One of the major puzzles about recent trends in the Indian economy is with respect to what is happening to manufacturing output. Since domestic investment rates were declining even before Indian manufacturing was hit by headwinds from the global economy, some deceleration in the expansion of production in this sector was to be expected. And then there was the drastic demonetisation move of November 2016, which created the widespread presumption that manufacturing activity would be substantially hit because of the collapse in domestic demand induced by the cash crunch.

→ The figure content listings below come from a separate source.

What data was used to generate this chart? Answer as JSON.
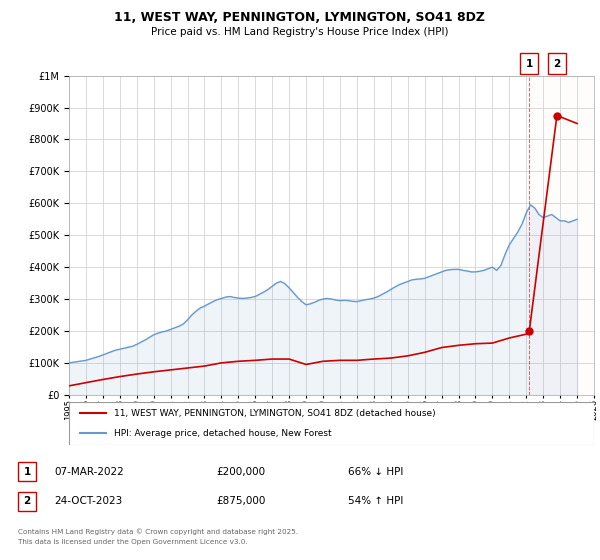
{
  "title": "11, WEST WAY, PENNINGTON, LYMINGTON, SO41 8DZ",
  "subtitle": "Price paid vs. HM Land Registry's House Price Index (HPI)",
  "ylim": [
    0,
    1000000
  ],
  "xlim": [
    1995,
    2026
  ],
  "background_color": "#ffffff",
  "grid_color": "#cccccc",
  "hpi_color": "#6699cc",
  "price_color": "#cc0000",
  "sale1_x": 2022.18,
  "sale2_x": 2023.81,
  "sale1_y": 200000,
  "sale2_y": 875000,
  "sale1_date": "07-MAR-2022",
  "sale1_price_str": "£200,000",
  "sale1_hpi_str": "66% ↓ HPI",
  "sale2_date": "24-OCT-2023",
  "sale2_price_str": "£875,000",
  "sale2_hpi_str": "54% ↑ HPI",
  "legend_label_price": "11, WEST WAY, PENNINGTON, LYMINGTON, SO41 8DZ (detached house)",
  "legend_label_hpi": "HPI: Average price, detached house, New Forest",
  "footnote_line1": "Contains HM Land Registry data © Crown copyright and database right 2025.",
  "footnote_line2": "This data is licensed under the Open Government Licence v3.0.",
  "hpi_data_x": [
    1995.0,
    1995.25,
    1995.5,
    1995.75,
    1996.0,
    1996.25,
    1996.5,
    1996.75,
    1997.0,
    1997.25,
    1997.5,
    1997.75,
    1998.0,
    1998.25,
    1998.5,
    1998.75,
    1999.0,
    1999.25,
    1999.5,
    1999.75,
    2000.0,
    2000.25,
    2000.5,
    2000.75,
    2001.0,
    2001.25,
    2001.5,
    2001.75,
    2002.0,
    2002.25,
    2002.5,
    2002.75,
    2003.0,
    2003.25,
    2003.5,
    2003.75,
    2004.0,
    2004.25,
    2004.5,
    2004.75,
    2005.0,
    2005.25,
    2005.5,
    2005.75,
    2006.0,
    2006.25,
    2006.5,
    2006.75,
    2007.0,
    2007.25,
    2007.5,
    2007.75,
    2008.0,
    2008.25,
    2008.5,
    2008.75,
    2009.0,
    2009.25,
    2009.5,
    2009.75,
    2010.0,
    2010.25,
    2010.5,
    2010.75,
    2011.0,
    2011.25,
    2011.5,
    2011.75,
    2012.0,
    2012.25,
    2012.5,
    2012.75,
    2013.0,
    2013.25,
    2013.5,
    2013.75,
    2014.0,
    2014.25,
    2014.5,
    2014.75,
    2015.0,
    2015.25,
    2015.5,
    2015.75,
    2016.0,
    2016.25,
    2016.5,
    2016.75,
    2017.0,
    2017.25,
    2017.5,
    2017.75,
    2018.0,
    2018.25,
    2018.5,
    2018.75,
    2019.0,
    2019.25,
    2019.5,
    2019.75,
    2020.0,
    2020.25,
    2020.5,
    2020.75,
    2021.0,
    2021.25,
    2021.5,
    2021.75,
    2022.0,
    2022.25,
    2022.5,
    2022.75,
    2023.0,
    2023.25,
    2023.5,
    2023.75,
    2024.0,
    2024.25,
    2024.5,
    2024.75,
    2025.0
  ],
  "hpi_data_y": [
    100000,
    102000,
    104000,
    106000,
    108000,
    112000,
    116000,
    120000,
    125000,
    130000,
    135000,
    140000,
    143000,
    146000,
    149000,
    152000,
    158000,
    165000,
    172000,
    180000,
    188000,
    193000,
    197000,
    200000,
    205000,
    210000,
    215000,
    222000,
    235000,
    250000,
    262000,
    272000,
    278000,
    285000,
    292000,
    298000,
    302000,
    306000,
    308000,
    305000,
    303000,
    302000,
    303000,
    305000,
    308000,
    315000,
    322000,
    330000,
    340000,
    350000,
    355000,
    348000,
    335000,
    320000,
    305000,
    292000,
    282000,
    285000,
    290000,
    296000,
    300000,
    302000,
    300000,
    297000,
    295000,
    296000,
    295000,
    293000,
    292000,
    295000,
    298000,
    300000,
    303000,
    308000,
    315000,
    322000,
    330000,
    338000,
    345000,
    350000,
    355000,
    360000,
    362000,
    363000,
    365000,
    370000,
    375000,
    380000,
    385000,
    390000,
    392000,
    393000,
    393000,
    390000,
    388000,
    385000,
    385000,
    387000,
    390000,
    395000,
    400000,
    390000,
    405000,
    440000,
    470000,
    490000,
    510000,
    535000,
    570000,
    595000,
    585000,
    565000,
    555000,
    560000,
    565000,
    555000,
    545000,
    545000,
    540000,
    545000,
    550000
  ],
  "price_data_x": [
    1995.0,
    1996.0,
    1997.0,
    1998.0,
    1999.0,
    2000.0,
    2001.0,
    2002.0,
    2003.0,
    2004.0,
    2005.0,
    2006.0,
    2007.0,
    2008.0,
    2009.0,
    2010.0,
    2011.0,
    2012.0,
    2013.0,
    2014.0,
    2015.0,
    2016.0,
    2017.0,
    2018.0,
    2019.0,
    2020.0,
    2021.0,
    2022.0,
    2022.18,
    2023.81,
    2025.0
  ],
  "price_data_y": [
    28000,
    38000,
    48000,
    57000,
    65000,
    72000,
    78000,
    84000,
    90000,
    100000,
    105000,
    108000,
    112000,
    112000,
    95000,
    105000,
    108000,
    108000,
    112000,
    115000,
    122000,
    133000,
    148000,
    155000,
    160000,
    162000,
    178000,
    190000,
    200000,
    875000,
    850000
  ]
}
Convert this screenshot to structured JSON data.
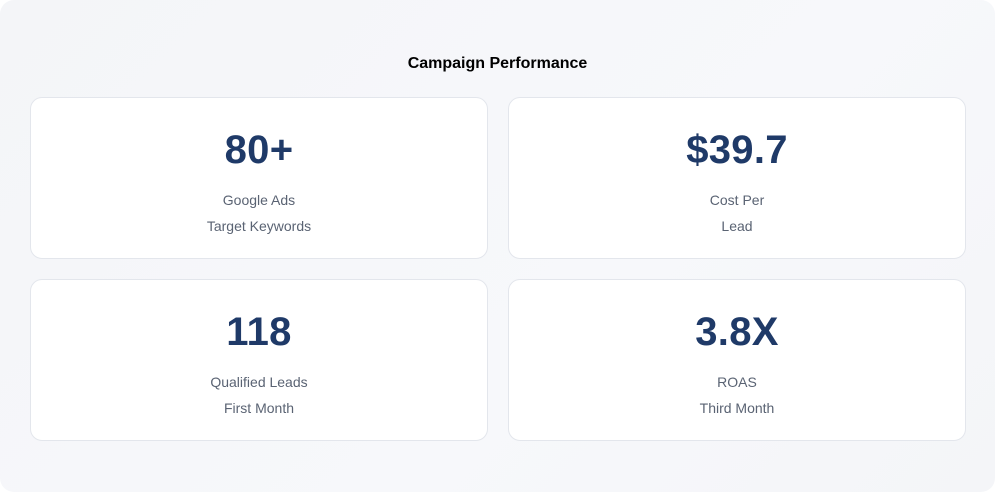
{
  "title": "Campaign Performance",
  "cards": [
    {
      "value": "80+",
      "line1": "Google Ads",
      "line2": "Target Keywords"
    },
    {
      "value": "$39.7",
      "line1": "Cost Per",
      "line2": "Lead"
    },
    {
      "value": "118",
      "line1": "Qualified Leads",
      "line2": "First Month"
    },
    {
      "value": "3.8X",
      "line1": "ROAS",
      "line2": "Third Month"
    }
  ],
  "colors": {
    "accent": "#1f3a68",
    "text_muted": "#5a6373",
    "card_background": "#ffffff",
    "panel_background": "#f5f6f9"
  }
}
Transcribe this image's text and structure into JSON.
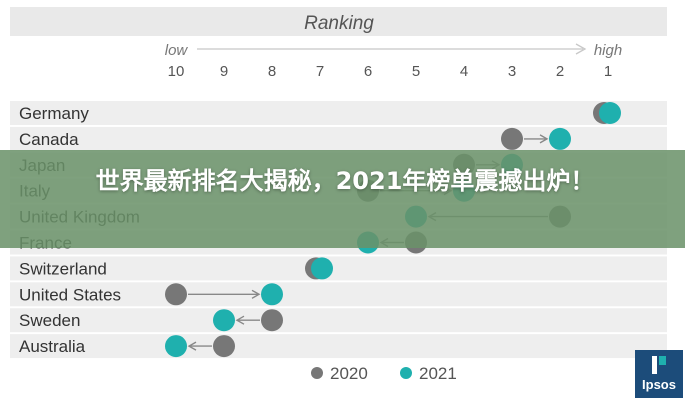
{
  "chart_data": {
    "type": "dumbbell",
    "title": "Ranking",
    "axis_low_label": "low",
    "axis_high_label": "high",
    "ticks": [
      10,
      9,
      8,
      7,
      6,
      5,
      4,
      3,
      2,
      1
    ],
    "series": [
      {
        "name": "2020",
        "color": "#777777"
      },
      {
        "name": "2021",
        "color": "#1fb0ae"
      }
    ],
    "rows": [
      {
        "country": "Germany",
        "rank_2020": 1,
        "rank_2021": 1
      },
      {
        "country": "Canada",
        "rank_2020": 3,
        "rank_2021": 2
      },
      {
        "country": "Japan",
        "rank_2020": 4,
        "rank_2021": 3
      },
      {
        "country": "Italy",
        "rank_2020": 6,
        "rank_2021": 4
      },
      {
        "country": "United Kingdom",
        "rank_2020": 2,
        "rank_2021": 5
      },
      {
        "country": "France",
        "rank_2020": 5,
        "rank_2021": 6
      },
      {
        "country": "Switzerland",
        "rank_2020": 7,
        "rank_2021": 7
      },
      {
        "country": "United States",
        "rank_2020": 10,
        "rank_2021": 8
      },
      {
        "country": "Sweden",
        "rank_2020": 8,
        "rank_2021": 9
      },
      {
        "country": "Australia",
        "rank_2020": 9,
        "rank_2021": 10
      }
    ]
  },
  "banner": {
    "text": "世界最新排名大揭秘，2021年榜单震撼出炉！"
  },
  "logo": {
    "text": "Ipsos"
  }
}
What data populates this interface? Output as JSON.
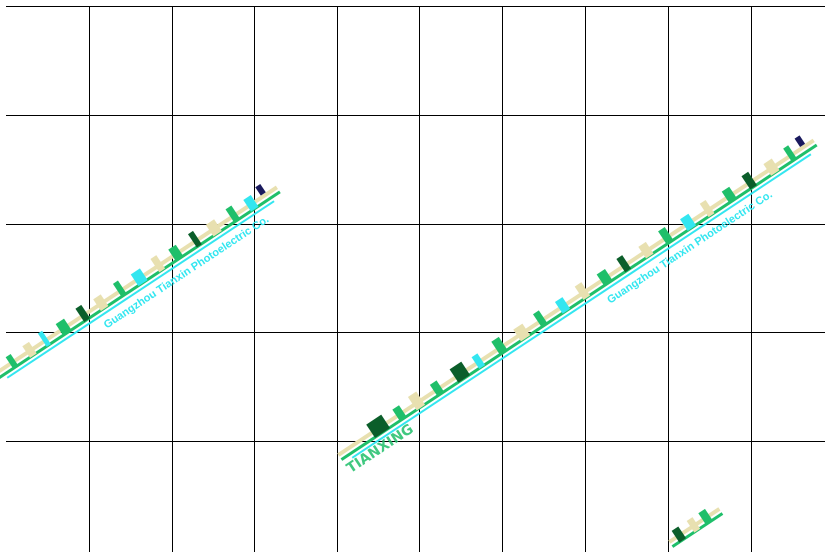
{
  "watermark": {
    "latin_text": "Guangzhou Tianxin Photoelectric Co.",
    "brand_text": "TIANXING",
    "colors": {
      "grid_line": "#000000",
      "background": "#ffffff",
      "cyan": "#33e6f0",
      "green": "#1fbf6a",
      "dark_green": "#0b5e2a",
      "cream": "#e8e0b0",
      "navy": "#1a1a5e"
    }
  }
}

But the recent data at first sight appear to bely such expectations. Aggregate manufacturing value added has decelerated from 10.8 per cent in 2015-16 to 7.9 per cent in 2016-17, but this is much less of a decline than was expected. And the Index of Industrial Production (IIP) appears to have accelerated in this same period, from 3 per cent growth in 2015-16 to 4.8 per cent in 2016-17.

Wrong number?

It is true that the IIP was revised recently, with a new base year of 2011-12, and this has led to dramatically different estimates of growth than the series with the previous base year of 2004-05. Chart 1 shows that both the extent and the direction of change of the IIP are completely different in the two series, with the earlier base year series showing a sharp deceleration in the past three years, to the point of no growth at all in 2016-17. By contrast, the new series shows higher rates of growth in general and an acceleration in the latest year.

As is usually the case, much of the variation between series results not only from the deletion/addition of different sub-sectors, but also the change in weights across these sub-sectors. As Table 1 shows, the earlier Basic Goods category has been divided into Primary Goods and Infrastructure/Construction Goods, but there is only a marginal increase in share.

The big change is the decline in the weight of consumer non-durable goods. One reason is the reclassification of textiles from non-durables to durables, but this accounts for only around 3 percentage points of the change. So the reduced importance of all other consumer non-durables is one major reason for the difference between the two series.

Only the big picture

This already suggests one reason why the IIP may not be capturing changes in the aggregate manufacturing sectors in the recent past and therefore any slowdown resulting from the hit to the informal sector. Unfortunately, the IIP only covers the organised manufacturing sector, and within that, the larger units.

So it cannot provide us with an understanding of how unorganised manufacturing activity has fared over this period. In addition, within the non-durable consumer goods sector, the drugs and pharmaceutical sector has become very significant, to the point where its weight is roughly similar to that of food products. Since the estimation of production of pharma is heavily dependent upon prices, even the IIP data on this sector may not be a useful guide to actual production.

But if the demonetisation did have an impact on demand as was widely noticed by observers at the time, it is likely to have impacted on other sectors of non-durable production even in organised manufacturing, that are standard elements of consumption among those working in the informal economy.

Therefore Chart 2 provides data on quarterly IIP for the sectors that are most likely to show the impact of such a squeeze on demand: food products, beverages, tobacco products and wearing apparel. In the case of food and tobacco products, there were declines (therefore negative growth) in the IIP from or after Oct-Dec 2016, the period when the demonetisation occurred.

The IIP for beverages had already been on a declining trend from the middle of 2016 and deteriorated further in Oct-Dec 2016; even the mild recovery since has left it well below that peak. The only sub-sector for which the output been roughly stagnant is wearing apparel, which could also be affected by global trends of garment export.

What they reveal

An examination of the monthly IIP data for these sectors and for the additional sector of cement provides further insights. Chart 3 provides year-on-year percentage changes in IIP by month from July 2015 to June 2017, and the results are striking. Food products had been showing an absolute decline from August 2016, but the decline worsened sharply from December 2016, and continued till the most recent month, June 2017.

In the case of beverages a similar tendency is evident. Tobacco products have been more volatile, but even these declined significantly in November-December 2016 and again in February-March 2017. Wearing apparel has been on a definitively declining trajectory since March 2017.

But the most telling indicator of the impact on demand may be what is happening to cement production. As Chart 3 shows, the IIP for cement started showing negative growth from December 2016, and since then has continued falling – with the year-on-year decline for February 2017 as much as 16 per cent.

This is significant, since cement output essentially reflects construction activity, which happens to be the largest (and in the recent past the most dynamic) non-agricultural employer. The collapse of cement production in the organised sector may therefore be an indication not only of depressed informal sector demand but also depressed employment conditions in the economy.